Five years after the caliphate was defeated, the ISIS ideology lives on here.
Though ISIS is known for rape and brutality toward women, the women who defected to ISIS came from over 60 countries. They complain of the conditions in these camps, but radiate hostility toward the outside world and continue to profess loyalty to ISIS.
Unauthorized training sessions are conducted to prepare child soldiers for conflict. Young boys are married off to produce the next generation of ISIS fighters. Some 60 births occur each month.
In an effort to counter this, the Syrian Democratic Forces (SDF) remove adolescent boys from their families, so that they are not further radicalized by their mothers.
Conditions in the SDF rehabilitation centers are somewhat better. But the number of beds there is limited.
Condemned from Birth
These are children of the damned — condemned from birth to lives constrained by their parents’ choices.
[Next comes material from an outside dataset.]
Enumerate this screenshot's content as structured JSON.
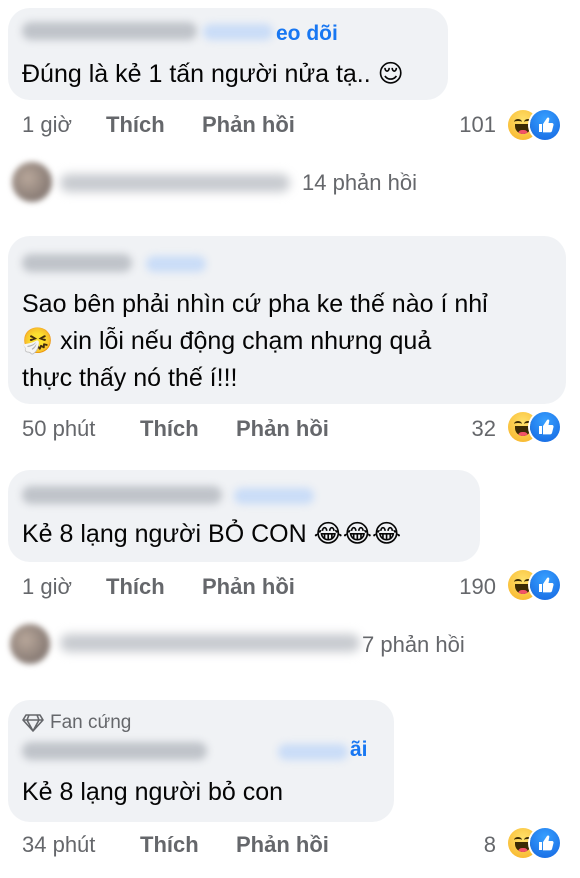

Unlike the children in a 60’s science fiction film by the same name, they are not harbingers of peace [2]. Not only are they confined to detention camps by no fault of their own. They are fed hate with their mother’s milk, and raised on a diet of lies.
Statements of moral superiority and contempt for others form the basis of the ISIS ideology [3]. Religious reasoning is used to justify criminal actions. Violent behavior is normalized. Personal grievances are blamed on others.
And so blood begets blood (Ezek.35: 6; Matt. 26: 52).